Minister wants explanation from Telia Sonera
The Swedish government, which is the biggest owner in Telia Sonera, demanded an explanation from the telecom company on Wednesday, after it was revealed that its technology helps dictators and authoritarian regimes such as Belarus and Azerbaijan monitor their citizens.
The Minister for Financial Markets Peter Norman will meet with the chairman of Telia Sonera Anders Narvinger. In a written statement, he says he wants the company to present a plan for how its work with democracy in its partner companies.
In the statement, he says that "government owned companies must have a thought through strategy for dealing with human rights. The state owned companies are expected to work actively with these issues in their own companies as well as in co-operation with partners and subsidiaries".
According to Swedish Television's investigative programme "Uppdrag granskning" Telia Sonera, through a subsidiary, active in several countries, provides information to security services in Uzbekistan, Kazakhstan, Tadzhikistan, Azerbaijan, Georgia and Belarus.
"The conclusion is obvious. If I call my friend and I directly hear a reaction over the police radio, it means they are very efficient," says Dimitri, a union representative in Belarus. "That was the first time I noticed that they were tapping my phone."
It has long been a concern that telecom companies can be used to monitor political opponents in authoritarian regimes.
According to the programme Telia Sonera has installed a system allowing national security services in several central Asian countries to locate individuals through their cell phones. They system also provides easy access to text messages and phone calls.

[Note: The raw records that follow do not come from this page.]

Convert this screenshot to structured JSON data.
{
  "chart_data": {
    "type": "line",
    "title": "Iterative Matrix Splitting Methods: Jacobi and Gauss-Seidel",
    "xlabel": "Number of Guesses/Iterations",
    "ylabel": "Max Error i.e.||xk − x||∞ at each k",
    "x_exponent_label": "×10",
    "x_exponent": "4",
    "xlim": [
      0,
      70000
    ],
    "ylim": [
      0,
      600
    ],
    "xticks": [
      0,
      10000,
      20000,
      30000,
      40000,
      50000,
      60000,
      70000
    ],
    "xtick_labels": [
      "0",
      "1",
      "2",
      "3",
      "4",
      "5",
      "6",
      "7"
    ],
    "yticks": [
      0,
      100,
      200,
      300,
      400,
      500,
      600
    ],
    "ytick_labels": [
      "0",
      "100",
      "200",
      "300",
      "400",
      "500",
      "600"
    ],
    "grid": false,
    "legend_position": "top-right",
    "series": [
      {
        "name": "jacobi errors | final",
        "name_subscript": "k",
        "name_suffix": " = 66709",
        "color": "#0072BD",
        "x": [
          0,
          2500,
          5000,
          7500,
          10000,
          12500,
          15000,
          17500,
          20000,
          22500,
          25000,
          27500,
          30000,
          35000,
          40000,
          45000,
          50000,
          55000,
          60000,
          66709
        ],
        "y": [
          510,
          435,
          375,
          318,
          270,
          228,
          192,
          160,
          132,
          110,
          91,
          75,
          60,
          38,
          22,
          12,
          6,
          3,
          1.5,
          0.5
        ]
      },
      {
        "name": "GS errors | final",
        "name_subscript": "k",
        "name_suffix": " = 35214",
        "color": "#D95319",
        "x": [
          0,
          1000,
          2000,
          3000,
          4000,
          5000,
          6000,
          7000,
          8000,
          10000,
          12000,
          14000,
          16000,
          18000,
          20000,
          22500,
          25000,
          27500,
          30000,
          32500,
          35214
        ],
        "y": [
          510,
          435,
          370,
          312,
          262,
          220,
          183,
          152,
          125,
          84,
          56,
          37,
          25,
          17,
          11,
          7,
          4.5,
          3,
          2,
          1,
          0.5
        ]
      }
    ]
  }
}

In an interview with Swedish Radio, Foreign minister Carl Bildt says he does not think a government intervention will make much difference, as it has a "minority post in a company that has a minority post in another company abroad". Asked by the reporter about the allegations that the intelligence service is offered their own offices on the premises of the telecom company, Bildt says: "Well, I wouldn't be offering them offices, but I do not know what has happened. They will have to sort that out, actually".